Juliet Schor, a Boston University professor who authored the report on this four-day workweek experiment, said in a recent interview with Boston University Magazine, "The biggest reason productivity can be maintained is that the work reorganization focuses on reducing activities that have no value (in terms of reducing working hours)." She added, "The core target of work reorganization is meetings." Since meetings have been too long and inefficient, work reorganization involves using Slack or messaging applications to communicate efficiently.
3) "Six Months of Preparation"... Planning Is Crucial
Companies participating in the experiment emphasize that the preparation and planning phase before implementation is important. According to the mid-term evaluation of the UK’s four-day workweek experiment released by Four Day Week Global last September, one in five companies dropped out midway. Most stopped during the planning phase due to difficulties encountered while reviewing ways to reorganize work.
Jo O’Connor, CEO of Four Day Week Global, stresses that "the planning phase determines success or failure" and that employee participation is crucial. He said, "Even the most meticulous CEO in the world cannot know all the complex issues every employee faces daily."
Simon Ursell, managing director of Tyler Grange, a UK environmental consulting firm participating in the experiment, recently told BBC that "months of preparation before the pilot started were key." In the case of Hutch, a game development company headquartered in London, during the planning process, management received over 140 anonymous questions and answered them publicly, as well as held Q&A sessions with each team.

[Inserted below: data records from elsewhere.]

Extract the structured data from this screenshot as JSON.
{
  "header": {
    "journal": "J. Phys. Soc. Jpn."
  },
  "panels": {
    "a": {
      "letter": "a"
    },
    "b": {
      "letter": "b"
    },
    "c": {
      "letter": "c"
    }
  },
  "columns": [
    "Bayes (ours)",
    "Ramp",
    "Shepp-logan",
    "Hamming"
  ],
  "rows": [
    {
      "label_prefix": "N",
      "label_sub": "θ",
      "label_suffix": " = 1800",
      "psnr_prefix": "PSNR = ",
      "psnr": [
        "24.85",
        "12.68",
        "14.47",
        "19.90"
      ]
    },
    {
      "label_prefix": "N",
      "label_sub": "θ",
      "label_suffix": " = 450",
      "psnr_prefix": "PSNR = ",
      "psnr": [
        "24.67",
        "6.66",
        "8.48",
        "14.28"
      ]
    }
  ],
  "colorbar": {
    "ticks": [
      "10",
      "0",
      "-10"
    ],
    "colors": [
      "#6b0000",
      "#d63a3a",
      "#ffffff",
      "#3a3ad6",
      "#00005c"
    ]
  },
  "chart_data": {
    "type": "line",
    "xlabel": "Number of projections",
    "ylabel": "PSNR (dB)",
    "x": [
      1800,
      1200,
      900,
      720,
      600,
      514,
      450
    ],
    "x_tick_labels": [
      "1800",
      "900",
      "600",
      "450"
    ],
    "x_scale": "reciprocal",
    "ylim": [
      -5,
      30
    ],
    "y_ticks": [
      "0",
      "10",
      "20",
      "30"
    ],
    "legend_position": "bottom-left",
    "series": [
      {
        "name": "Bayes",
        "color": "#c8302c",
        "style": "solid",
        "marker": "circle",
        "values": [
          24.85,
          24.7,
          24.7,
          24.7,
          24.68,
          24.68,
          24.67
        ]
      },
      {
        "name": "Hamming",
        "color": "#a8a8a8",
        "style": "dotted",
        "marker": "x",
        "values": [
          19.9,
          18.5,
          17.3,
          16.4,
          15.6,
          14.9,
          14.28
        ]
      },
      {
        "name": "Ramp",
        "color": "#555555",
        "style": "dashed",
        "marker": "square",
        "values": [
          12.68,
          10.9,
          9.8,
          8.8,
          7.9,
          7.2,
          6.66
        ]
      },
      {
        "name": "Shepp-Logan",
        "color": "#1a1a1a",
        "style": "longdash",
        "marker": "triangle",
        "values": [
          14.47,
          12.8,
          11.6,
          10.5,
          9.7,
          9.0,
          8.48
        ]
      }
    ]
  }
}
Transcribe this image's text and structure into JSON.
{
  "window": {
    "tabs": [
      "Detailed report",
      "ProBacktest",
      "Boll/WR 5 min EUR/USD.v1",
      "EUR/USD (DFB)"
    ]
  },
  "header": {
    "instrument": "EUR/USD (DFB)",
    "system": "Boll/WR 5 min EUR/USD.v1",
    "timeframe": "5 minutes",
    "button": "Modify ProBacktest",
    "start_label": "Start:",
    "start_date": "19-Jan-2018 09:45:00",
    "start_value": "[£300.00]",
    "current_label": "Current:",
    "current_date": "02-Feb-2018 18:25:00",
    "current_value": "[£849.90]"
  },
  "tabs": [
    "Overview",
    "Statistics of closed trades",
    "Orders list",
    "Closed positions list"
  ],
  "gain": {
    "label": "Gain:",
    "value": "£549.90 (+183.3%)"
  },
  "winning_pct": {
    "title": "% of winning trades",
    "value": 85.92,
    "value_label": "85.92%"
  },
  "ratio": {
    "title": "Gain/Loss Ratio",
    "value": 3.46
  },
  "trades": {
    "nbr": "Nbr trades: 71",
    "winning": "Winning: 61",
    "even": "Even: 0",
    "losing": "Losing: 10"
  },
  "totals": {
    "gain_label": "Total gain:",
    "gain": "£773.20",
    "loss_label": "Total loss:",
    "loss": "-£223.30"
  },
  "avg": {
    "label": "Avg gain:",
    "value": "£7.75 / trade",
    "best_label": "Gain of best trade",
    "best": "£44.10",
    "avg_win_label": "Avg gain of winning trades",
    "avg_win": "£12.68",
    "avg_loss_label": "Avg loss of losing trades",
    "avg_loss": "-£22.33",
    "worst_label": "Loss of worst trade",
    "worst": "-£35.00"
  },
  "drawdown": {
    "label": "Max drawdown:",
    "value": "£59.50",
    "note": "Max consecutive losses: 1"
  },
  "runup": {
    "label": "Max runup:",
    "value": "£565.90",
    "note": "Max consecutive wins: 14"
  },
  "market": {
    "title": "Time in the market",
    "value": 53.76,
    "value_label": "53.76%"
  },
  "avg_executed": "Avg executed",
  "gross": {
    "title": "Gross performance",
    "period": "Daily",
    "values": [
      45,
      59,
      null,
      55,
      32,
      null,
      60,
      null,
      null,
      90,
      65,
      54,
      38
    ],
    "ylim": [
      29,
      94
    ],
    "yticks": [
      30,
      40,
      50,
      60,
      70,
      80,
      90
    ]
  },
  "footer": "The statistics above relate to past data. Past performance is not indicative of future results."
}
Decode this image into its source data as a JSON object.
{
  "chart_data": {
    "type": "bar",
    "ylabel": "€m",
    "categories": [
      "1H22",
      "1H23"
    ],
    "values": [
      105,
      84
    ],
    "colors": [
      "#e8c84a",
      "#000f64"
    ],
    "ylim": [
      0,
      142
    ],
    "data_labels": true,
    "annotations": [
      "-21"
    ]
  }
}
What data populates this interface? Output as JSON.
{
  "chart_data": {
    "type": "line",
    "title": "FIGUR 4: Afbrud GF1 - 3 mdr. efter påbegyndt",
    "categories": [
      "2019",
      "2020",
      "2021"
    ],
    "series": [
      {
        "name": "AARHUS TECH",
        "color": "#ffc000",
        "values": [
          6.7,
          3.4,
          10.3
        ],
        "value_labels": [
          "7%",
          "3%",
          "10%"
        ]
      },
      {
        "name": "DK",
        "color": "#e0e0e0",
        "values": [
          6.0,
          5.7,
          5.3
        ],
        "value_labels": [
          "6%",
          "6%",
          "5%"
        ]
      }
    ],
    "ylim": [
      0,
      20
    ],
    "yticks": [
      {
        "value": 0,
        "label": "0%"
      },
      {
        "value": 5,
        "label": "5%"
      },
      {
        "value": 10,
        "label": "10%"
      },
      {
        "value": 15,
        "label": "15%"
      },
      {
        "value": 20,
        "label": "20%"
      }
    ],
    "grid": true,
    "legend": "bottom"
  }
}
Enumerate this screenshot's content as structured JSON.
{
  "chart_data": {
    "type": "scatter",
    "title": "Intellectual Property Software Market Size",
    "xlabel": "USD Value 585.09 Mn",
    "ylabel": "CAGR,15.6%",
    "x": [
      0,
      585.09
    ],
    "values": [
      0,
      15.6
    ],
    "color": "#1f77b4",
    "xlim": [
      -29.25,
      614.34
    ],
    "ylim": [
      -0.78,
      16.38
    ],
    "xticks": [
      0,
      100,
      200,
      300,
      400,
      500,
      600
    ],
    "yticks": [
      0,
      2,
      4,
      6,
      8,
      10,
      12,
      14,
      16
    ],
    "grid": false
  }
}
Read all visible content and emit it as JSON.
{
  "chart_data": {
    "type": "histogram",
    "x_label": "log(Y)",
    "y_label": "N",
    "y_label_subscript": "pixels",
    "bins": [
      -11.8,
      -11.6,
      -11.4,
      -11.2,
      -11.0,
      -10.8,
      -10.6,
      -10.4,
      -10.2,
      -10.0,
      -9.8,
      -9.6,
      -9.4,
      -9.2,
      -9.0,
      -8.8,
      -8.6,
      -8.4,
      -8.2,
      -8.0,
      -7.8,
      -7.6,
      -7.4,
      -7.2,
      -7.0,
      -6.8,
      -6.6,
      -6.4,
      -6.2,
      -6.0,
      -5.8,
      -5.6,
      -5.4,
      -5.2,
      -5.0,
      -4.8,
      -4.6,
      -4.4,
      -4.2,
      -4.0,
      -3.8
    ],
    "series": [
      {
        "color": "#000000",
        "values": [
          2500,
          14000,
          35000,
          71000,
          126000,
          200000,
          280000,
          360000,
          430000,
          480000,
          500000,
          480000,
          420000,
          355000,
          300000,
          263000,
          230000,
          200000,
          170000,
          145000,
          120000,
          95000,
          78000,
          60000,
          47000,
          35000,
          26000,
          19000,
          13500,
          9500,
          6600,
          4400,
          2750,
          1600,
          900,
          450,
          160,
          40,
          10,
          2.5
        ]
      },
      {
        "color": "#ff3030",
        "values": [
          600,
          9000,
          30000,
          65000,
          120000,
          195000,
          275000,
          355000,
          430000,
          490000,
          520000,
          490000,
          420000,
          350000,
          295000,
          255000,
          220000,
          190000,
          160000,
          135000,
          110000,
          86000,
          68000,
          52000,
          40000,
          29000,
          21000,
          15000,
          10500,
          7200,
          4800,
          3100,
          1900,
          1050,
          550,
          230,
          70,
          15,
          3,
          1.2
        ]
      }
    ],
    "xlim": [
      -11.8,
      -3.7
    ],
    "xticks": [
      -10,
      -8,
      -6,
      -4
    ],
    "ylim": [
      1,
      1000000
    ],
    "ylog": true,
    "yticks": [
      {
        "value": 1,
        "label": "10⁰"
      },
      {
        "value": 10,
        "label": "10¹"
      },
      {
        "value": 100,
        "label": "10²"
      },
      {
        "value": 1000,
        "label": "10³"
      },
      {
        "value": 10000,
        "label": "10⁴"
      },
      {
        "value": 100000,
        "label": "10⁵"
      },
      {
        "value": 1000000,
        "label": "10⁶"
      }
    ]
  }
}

Foreign media reported that Hutch’s management jokes that it took six months just to adopt the four-day workweek.
"It’s an experiment that allows people to learn a lot." Adam Grant, a professor at the Wharton School of the University of Pennsylvania, said this on the 6th at an event hosted by the Wall Street Journal (WSJ), proposing the four-day workweek experiment to executives. It is important to objectively review the experiment results and explore realistic ways to implement them. Given the rapidly changing trends after COVID-19, we hope this four-day workweek experiment will help find answers for the future of work.